Once you’ve finished exploring the caves, you enter a long staircase that leads you out of the complex through a massive tunnel carved straight through the rock. The light at the end of it is one of the most iconic sights from Uplistsikhe and an excellent photo opportunity.

3. Göreme, Turkey

There is nothing on earth like the whimsical landscape surrounding and encompassing Göreme. When you travel to this cave city by bus, it’s entirely hidden from view until you’re upon it. And then, suddenly, the valley opens up and you’re met with an incredible view of a city where rock blends into modern building materials seamlessly. Fairy chimneys, the distinctive (and very phallic) rock structures that the region is famous for, are scattered among the caves and buildings with lights glittering in windows hand-carved millennia ago.

It’s hard to say if Göreme, and the whole surrounding region of Cappadocia, is more impressive for its natural wonder, with huge valleys full of cultivated greenery gone wild and distinctive colored rock formations, or for the human history of the region and the sheer scale of the tunnels and caves which were carved into a unique and unforgettable city.

Just a kilometer and a half out from the city center is the Göreme Open Air Museum, which is a must see. There are audio guides available or you can visit with a tour group. But there are also plenty of informational signs around, so a guide isn’t necessary. The museum features ancient Christian churches with fantastic murals preserved inside them. Shell out a couple of extra lira to visit the Dark Church; it was the most incredible of the cave churches there, and I was able to bribe the guard with a cigarette to let me take photos inside!

Most of the hotels and hostels in Göreme are cave hotels, so the rooms are carved out of rock, and they range in price from budget rooms to fancy cave suites. There’s something for every traveler to this region and hiking in the valleys around Göreme yields lots of crumbly cave structures to explore. If you get up at sunrise, you’ll see the whole valley filled with hot air balloons in a scene so surreal and magical you will never forget it!

4. Derinkuyu, Turkey

Scattered between Georgia and Turkey are a series of cave cities that have to be seen to be believed, ranging from monasteries to hand-carved underground super-structures.

Derinkuyu is an underground super cave city located in the Cappadocia region of Turkey. And when I say super city, I mean super city. It’s believed that the beginnings of Derinkuyu were carved out in the 7th and 8th century BC, but fringe archeologists will tell you it predates the last ice age and was used to protect humans from massive solar flares. You’ll have to see it for yourself to decide what you think!

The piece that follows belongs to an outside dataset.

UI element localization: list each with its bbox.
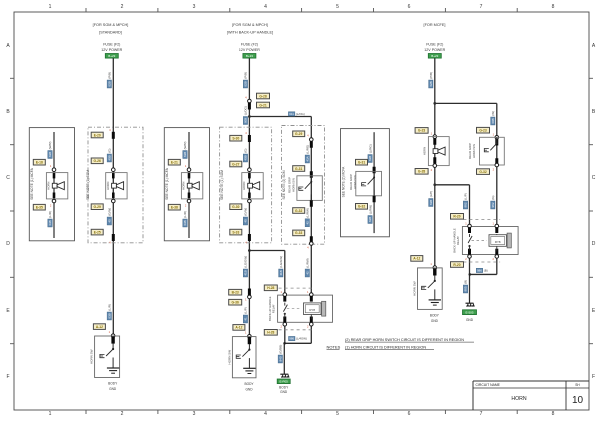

The structure extends approximately 200 feet below ground. Tourists can only visit the first eight levels, but there’s enough there to make for a wild and potentially endless game of hide and seek. You’ll spend nearly ten minutes just descending down a narrow staircase intersected by doorways that were once covered by massive circular stone doors before it opens up into a huge pillared cavern. That’s when the real fun begins.

The sheer scale of Derinkuyu is almost unbelievable. It was designed to hold up to 20,000 people and their livestock. You can see where wine was made, where animals were kept, and where refectories stood with long carved out tables and benches. There isn’t a lot of signage here to guide you, but the tour groups tend to move through it pretty quickly. I recommend going on your own and really exploring. You can always eavesdrop on a tour group if you see something especially interesting.